I don't have any data for the incubation time decreasing throughout the infection, so speculatively I would imagine that it would behave similarly to increasing the probability of infection and the burst size together. So if we were to run the same set of simulations again, with the varying incubation time, we might see a shift in the different regions of figure 3, but they would probably resemble the same shapes in the figure we see now. However, the system can be quite unpredictable and we can only speculate until a feature like that was implemented.
The system does implement a gradient in the nutrient following the diffusion with a monod-type kinetic reaction. Like many biofilm simulations, there's a constant bulk concentration at the top of the system. The different rates of growth as a function of height were explored a bit in the supplementary figure S1. In that figure we initially infected the biofilm with phage at different times, and consequently heights. If you take a look at the supplementary video S4, you see the biofilm growing up, and because the biomass near the substratum has access to fewer nutrients (the biomass at the top eats them), the phage are able to pinch off the growing mass. Note of course we have "strong" detachment, so if anything isn't directly connected to the substratum (phage or biomass) it is removed immediately. The phage are able to diffuse through the "empty" space, but they only remain if they stop on the biomass.

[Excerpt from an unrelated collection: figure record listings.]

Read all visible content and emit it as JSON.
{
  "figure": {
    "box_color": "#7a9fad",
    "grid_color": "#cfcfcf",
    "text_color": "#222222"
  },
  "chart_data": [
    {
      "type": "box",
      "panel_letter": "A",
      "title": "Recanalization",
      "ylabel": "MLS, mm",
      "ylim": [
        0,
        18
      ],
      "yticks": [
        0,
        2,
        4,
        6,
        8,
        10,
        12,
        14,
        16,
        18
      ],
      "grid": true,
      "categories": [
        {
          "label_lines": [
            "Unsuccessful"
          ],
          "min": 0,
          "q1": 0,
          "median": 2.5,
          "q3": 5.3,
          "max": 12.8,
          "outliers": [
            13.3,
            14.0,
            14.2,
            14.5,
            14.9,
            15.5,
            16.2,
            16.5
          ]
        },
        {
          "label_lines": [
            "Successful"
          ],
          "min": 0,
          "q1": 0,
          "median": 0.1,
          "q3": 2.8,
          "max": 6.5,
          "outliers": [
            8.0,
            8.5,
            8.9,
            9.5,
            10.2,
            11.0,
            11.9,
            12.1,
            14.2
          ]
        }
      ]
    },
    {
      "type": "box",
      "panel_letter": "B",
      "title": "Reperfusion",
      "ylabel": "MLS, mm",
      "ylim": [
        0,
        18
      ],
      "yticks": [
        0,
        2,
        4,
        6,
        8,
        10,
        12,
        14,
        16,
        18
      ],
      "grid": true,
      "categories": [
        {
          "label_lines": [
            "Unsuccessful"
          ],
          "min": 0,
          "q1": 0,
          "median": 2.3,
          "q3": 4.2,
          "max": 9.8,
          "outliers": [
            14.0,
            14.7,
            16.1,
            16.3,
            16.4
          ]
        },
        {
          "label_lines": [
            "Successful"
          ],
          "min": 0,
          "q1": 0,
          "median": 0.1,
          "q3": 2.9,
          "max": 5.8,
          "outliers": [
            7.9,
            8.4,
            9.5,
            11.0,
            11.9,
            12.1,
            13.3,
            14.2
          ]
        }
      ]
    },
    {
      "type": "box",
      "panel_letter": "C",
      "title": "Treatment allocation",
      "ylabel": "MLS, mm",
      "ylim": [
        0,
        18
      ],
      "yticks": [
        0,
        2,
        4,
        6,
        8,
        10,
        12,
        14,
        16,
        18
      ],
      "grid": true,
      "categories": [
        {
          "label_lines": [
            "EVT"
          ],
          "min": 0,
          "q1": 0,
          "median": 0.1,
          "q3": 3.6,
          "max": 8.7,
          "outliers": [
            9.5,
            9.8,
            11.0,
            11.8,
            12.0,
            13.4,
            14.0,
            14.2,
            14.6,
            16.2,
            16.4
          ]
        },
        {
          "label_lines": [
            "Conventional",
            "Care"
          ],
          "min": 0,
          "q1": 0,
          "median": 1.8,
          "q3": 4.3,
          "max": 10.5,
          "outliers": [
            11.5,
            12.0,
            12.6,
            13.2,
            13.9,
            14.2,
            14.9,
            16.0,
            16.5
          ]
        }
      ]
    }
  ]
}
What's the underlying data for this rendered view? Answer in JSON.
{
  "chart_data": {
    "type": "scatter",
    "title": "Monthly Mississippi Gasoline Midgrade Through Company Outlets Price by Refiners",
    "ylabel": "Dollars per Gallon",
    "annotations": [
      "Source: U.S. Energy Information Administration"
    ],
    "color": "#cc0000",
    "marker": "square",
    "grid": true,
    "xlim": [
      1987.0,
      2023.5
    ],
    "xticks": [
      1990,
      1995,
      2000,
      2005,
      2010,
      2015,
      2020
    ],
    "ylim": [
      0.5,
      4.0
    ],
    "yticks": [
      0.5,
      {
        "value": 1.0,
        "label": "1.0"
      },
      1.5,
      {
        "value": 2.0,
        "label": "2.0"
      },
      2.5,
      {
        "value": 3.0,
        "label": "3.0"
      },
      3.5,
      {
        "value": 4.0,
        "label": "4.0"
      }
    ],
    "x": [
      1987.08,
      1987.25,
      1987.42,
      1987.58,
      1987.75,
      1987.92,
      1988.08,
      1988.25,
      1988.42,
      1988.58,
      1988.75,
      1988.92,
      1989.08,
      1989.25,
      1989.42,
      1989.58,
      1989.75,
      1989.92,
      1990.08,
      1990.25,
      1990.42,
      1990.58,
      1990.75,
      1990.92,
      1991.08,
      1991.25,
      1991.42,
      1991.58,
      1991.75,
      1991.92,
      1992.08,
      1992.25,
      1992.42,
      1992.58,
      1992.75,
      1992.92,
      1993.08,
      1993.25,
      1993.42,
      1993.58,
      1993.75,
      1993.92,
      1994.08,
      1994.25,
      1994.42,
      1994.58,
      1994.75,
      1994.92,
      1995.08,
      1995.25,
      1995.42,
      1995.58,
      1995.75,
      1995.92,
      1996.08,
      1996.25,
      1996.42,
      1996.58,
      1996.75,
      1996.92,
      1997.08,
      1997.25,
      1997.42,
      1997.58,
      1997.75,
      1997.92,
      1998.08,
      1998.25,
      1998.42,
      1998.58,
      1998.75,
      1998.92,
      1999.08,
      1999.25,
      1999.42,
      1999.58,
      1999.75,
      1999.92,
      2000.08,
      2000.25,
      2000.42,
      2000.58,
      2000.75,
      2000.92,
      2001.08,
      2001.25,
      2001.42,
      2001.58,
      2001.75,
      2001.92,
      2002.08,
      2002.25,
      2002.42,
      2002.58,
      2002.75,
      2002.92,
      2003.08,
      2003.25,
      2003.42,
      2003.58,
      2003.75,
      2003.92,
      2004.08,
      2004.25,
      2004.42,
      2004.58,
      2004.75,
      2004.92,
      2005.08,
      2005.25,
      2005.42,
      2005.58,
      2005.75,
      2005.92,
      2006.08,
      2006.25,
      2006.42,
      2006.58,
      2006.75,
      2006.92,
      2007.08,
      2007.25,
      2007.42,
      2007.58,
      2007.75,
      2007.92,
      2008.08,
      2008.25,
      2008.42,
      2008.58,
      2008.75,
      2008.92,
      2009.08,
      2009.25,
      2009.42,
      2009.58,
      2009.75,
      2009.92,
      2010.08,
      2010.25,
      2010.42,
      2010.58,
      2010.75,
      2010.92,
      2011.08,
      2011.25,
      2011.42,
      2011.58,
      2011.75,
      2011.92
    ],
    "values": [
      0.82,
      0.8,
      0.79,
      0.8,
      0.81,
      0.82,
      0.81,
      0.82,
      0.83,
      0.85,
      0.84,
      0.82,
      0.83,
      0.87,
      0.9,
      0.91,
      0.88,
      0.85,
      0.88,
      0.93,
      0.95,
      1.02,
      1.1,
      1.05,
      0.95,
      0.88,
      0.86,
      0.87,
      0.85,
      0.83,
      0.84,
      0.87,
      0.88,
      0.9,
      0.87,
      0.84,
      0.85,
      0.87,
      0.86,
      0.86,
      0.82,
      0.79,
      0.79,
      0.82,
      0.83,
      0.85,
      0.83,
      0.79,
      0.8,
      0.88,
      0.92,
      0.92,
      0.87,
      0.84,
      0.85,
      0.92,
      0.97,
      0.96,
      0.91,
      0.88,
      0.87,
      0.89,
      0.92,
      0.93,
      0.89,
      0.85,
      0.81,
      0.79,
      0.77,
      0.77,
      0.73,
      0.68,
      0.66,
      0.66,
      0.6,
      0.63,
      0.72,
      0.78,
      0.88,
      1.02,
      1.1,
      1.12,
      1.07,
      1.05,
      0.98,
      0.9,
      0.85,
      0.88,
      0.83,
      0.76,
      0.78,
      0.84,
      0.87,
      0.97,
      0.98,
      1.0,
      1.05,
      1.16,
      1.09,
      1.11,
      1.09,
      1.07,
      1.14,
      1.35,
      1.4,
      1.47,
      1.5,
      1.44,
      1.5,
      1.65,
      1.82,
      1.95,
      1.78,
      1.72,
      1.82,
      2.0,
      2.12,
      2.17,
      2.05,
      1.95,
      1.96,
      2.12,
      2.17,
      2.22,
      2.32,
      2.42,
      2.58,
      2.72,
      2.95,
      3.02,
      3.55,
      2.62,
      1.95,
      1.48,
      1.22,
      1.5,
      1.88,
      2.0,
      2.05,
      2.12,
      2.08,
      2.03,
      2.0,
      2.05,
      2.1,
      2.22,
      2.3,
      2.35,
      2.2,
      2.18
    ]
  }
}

Here Zp is the impedance of the phage (not the diffusivity), so it's essentially the factor by which the diffusivity is reduced while the phage are in the biofilm. Another way to put it is as the phage "stick" more to the biomass, the rate of coexistence increases. I would expect coevolution to occur in this coexistence regime faster, but not resulting in any super phage. As the coevolution occurs, I would expect specifically the phage to be better at infecting biofilms, which may or may not result in phage that are superior at infecting in the water column. So we could probably say that a biofilm CAN be a source for a super phage, but its likelihood of evolving would be pretty unknown. Answering a question like that might require a more in depth simulation, looking at tradeoffs during the evolution.